Feinstein splits his time between Los Angeles and Indiana, where he is artistic director of the Center for the Performing Arts in Carmel, a suburb of Indianapolis. He also serves as principal conductor for the Pasadena POPS orchestra.

He said he’s looking forward to his debut at Musco Center and sharing some holiday cheer and wisdom.

“The songs that have endured at holiday time do speak to what is important. They’re looking at the essence of what our lives are about. So, Christmas songs help to soften the heart, and remind us about what is important in life.”


In 1963, William Hall, then a new professor of music at Chapman, sought to start a holiday show on or near campus and to get local residents involved.

“There was a real opportunity for community involvement at Chapman,” recalled Hall, who taught at Chapman for more than five decades and currently serves as dean and artistic director of Musco Center. “We were literally in downtown Orange, but nobody knew anything about us.”

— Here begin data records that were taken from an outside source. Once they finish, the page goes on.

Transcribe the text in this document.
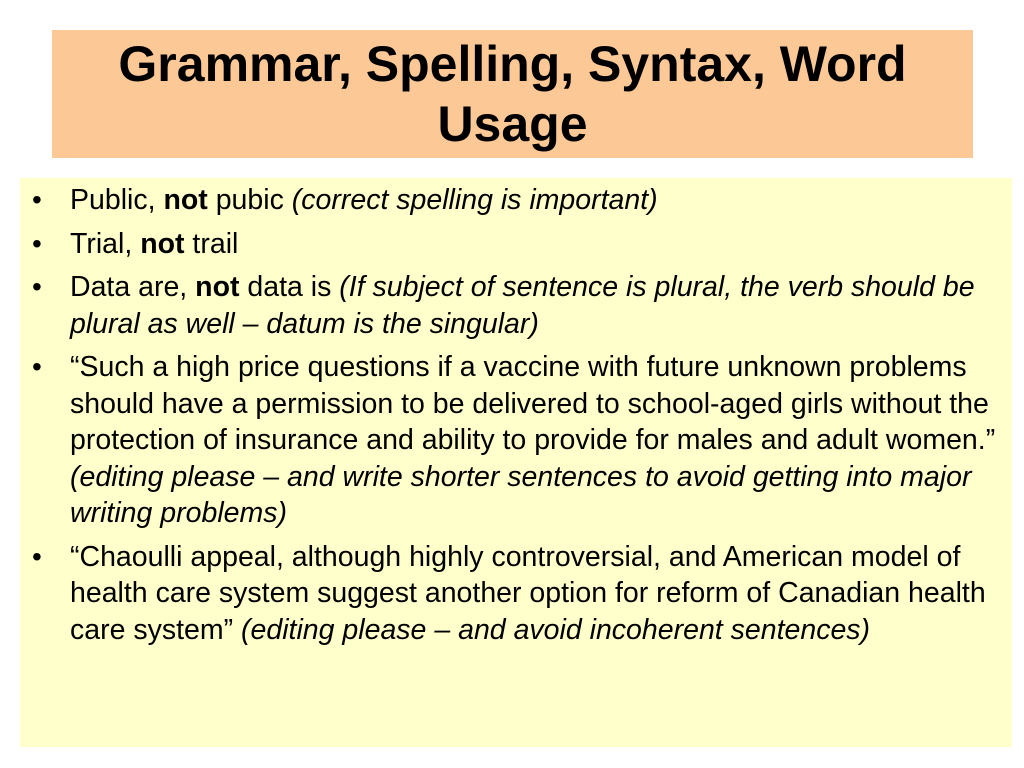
Grammar, Spelling, Syntax, Word Usage
• Public, not pubic (correct spelling is important)
• Trial, not trail
• Data are, not data is (If subject of sentence is plural, the verb should be plural as well – datum is the singular)
• “Such a high price questions if a vaccine with future unknown problems should have a permission to be delivered to school-aged girls without the protection of insurance and ability to provide for males and adult women.” (editing please – and write shorter sentences to avoid getting into major writing problems)
• “Chaoulli appeal, although highly controversial, and American model of health care system suggest another option for reform of Canadian health care system” (editing please – and avoid incoherent sentences)
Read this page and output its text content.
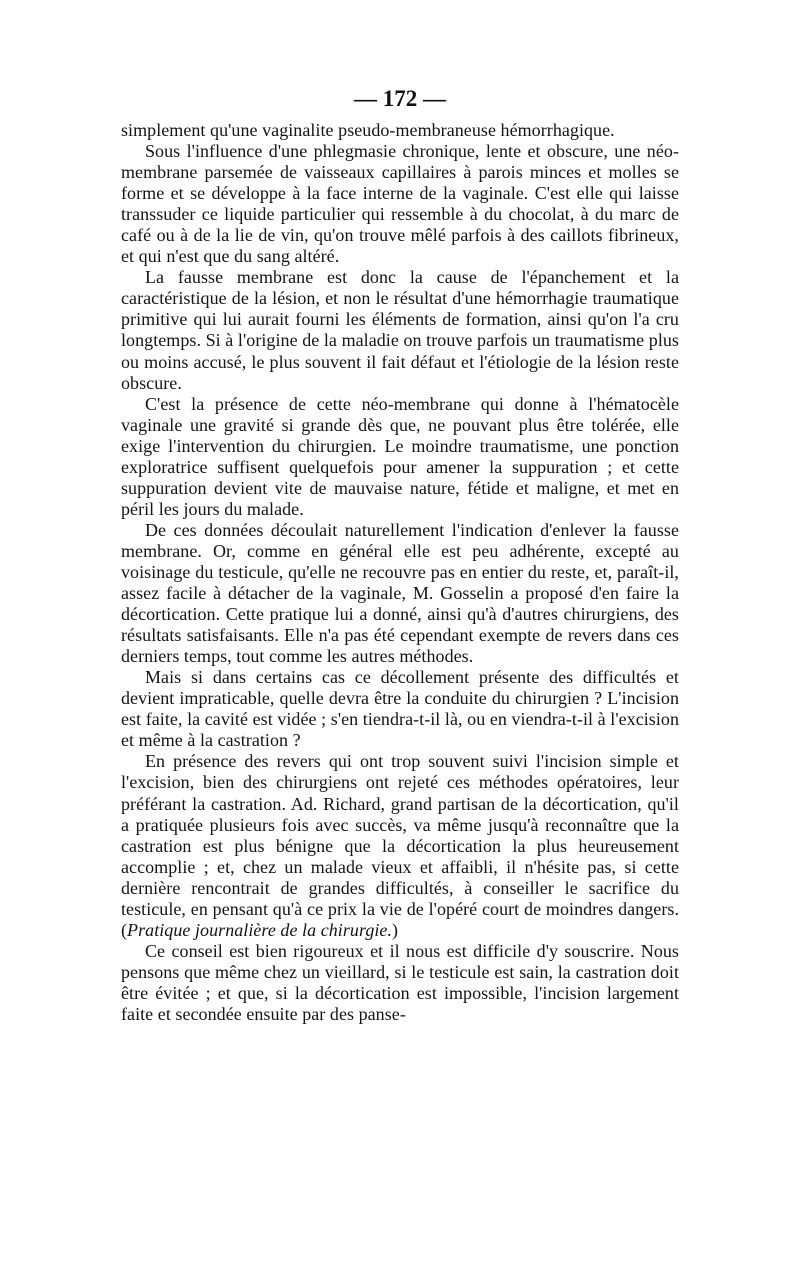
— 172 —

simplement qu'une vaginalite pseudo-membraneuse hémorrhagique.

Sous l'influence d'une phlegmasie chronique, lente et obscure, une néo-membrane parsemée de vaisseaux capillaires à parois minces et molles se forme et se développe à la face interne de la vaginale. C'est elle qui laisse transsuder ce liquide particulier qui ressemble à du chocolat, à du marc de café ou à de la lie de vin, qu'on trouve mêlé parfois à des caillots fibrineux, et qui n'est que du sang altéré.

La fausse membrane est donc la cause de l'épanchement et la caractéristique de la lésion, et non le résultat d'une hémorrhagie traumatique primitive qui lui aurait fourni les éléments de formation, ainsi qu'on l'a cru longtemps. Si à l'origine de la maladie on trouve parfois un traumatisme plus ou moins accusé, le plus souvent il fait défaut et l'étiologie de la lésion reste obscure.

C'est la présence de cette néo-membrane qui donne à l'hématocèle vaginale une gravité si grande dès que, ne pouvant plus être tolérée, elle exige l'intervention du chirurgien. Le moindre traumatisme, une ponction exploratrice suffisent quelquefois pour amener la suppuration ; et cette suppuration devient vite de mauvaise nature, fétide et maligne, et met en péril les jours du malade.

De ces données découlait naturellement l'indication d'enlever la fausse membrane. Or, comme en général elle est peu adhérente, excepté au voisinage du testicule, qu'elle ne recouvre pas en entier du reste, et, paraît-il, assez facile à détacher de la vaginale, M. Gosselin a proposé d'en faire la décortication. Cette pratique lui a donné, ainsi qu'à d'autres chirurgiens, des résultats satisfaisants. Elle n'a pas été cependant exempte de revers dans ces derniers temps, tout comme les autres méthodes.

Mais si dans certains cas ce décollement présente des difficultés et devient impraticable, quelle devra être la conduite du chirurgien ? L'incision est faite, la cavité est vidée ; s'en tiendra-t-il là, ou en viendra-t-il à l'excision et même à la castration ?

En présence des revers qui ont trop souvent suivi l'incision simple et l'excision, bien des chirurgiens ont rejeté ces méthodes opératoires, leur préférant la castration. Ad. Richard, grand partisan de la décortication, qu'il a pratiquée plusieurs fois avec succès, va même jusqu'à reconnaître que la castration est plus bénigne que la décortication la plus heureusement accomplie ; et, chez un malade vieux et affaibli, il n'hésite pas, si cette dernière rencontrait de grandes difficultés, à conseiller le sacrifice du testicule, en pensant qu'à ce prix la vie de l'opéré court de moindres dangers. (Pratique journalière de la chirurgie.)

Ce conseil est bien rigoureux et il nous est difficile d'y souscrire. Nous pensons que même chez un vieillard, si le testicule est sain, la castration doit être évitée ; et que, si la décortication est impossible, l'incision largement faite et secondée ensuite par des panse-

So, Hall took inspiration from the English Christmas tradition of wassailing, which involves a group of people going door-to-door, singing carols, and receiving food and/or a drink from the wassail bowl, a large vessel used to make and dispense the holiday mulled beverage wassail.

The first Chapman wassail concert took place in an old Orange School District bus building. Local residents were invited to sit and have dinner, drink from a wassail bowl and enjoy Chapman students play music and sing from table to table. Even though it was a new opportunity for Chapman University to engage with the community, Hall recalls, pretty soon, it became a popular annual event.

“The community knew about it and fought for tickets to the dinner,” said Hall, who organized the annual Wassail concert for 47 years until 2010. “We offered them something they could participate in that was joyful, exciting, and fun.”

Photo provided by William Hall

Under the aegis of College of Performing Arts Dean Giulio Ongaro, about 200 students are expected to perform in the Dec. 7-8 concerts, including the Chapman University Singers and Choir, directed and conducted by Stephen Coker; the University Women’s Choir, conducted by Kyla McCarrel; and the Chapman Orchestra, conducted by Daniel Alfred Wachs.

“While the spirit of Wassail remains unchanged in 55 years, times have changed,” said Wachs, who also serves as music director of the Chapman Orchestra. “As such, amid beloved carols and holiday favorites, we now include a broader range of diverse and inclusive music that represents the spirit of the holidays from across the globe.”


Frequenters of Musco Center have already gotten a taste of the holidays with a free screening of “How the Grinch Stole Christmas!” on Nov. 17, co-presented by Chapman’s Hilbert Museum of California Art and Musco Center.

The original, 1966 animated version of Dr. Seuss’ classic was created by Chuck Jones, the man behind Bugs Bunny, Daffy Duck, Wile E. Coyote, “Looney Tunes” and many famous cartoons. Jones was also an Orange County resident; he died in February 2002 in Newport Beach.

Hilbert Museum photo by AR Photography

The collaboration was another effort by Musco Center to reach out to new audiences and make the holidays an opportunity for communities to put aside differences for a moment and celebrate being together.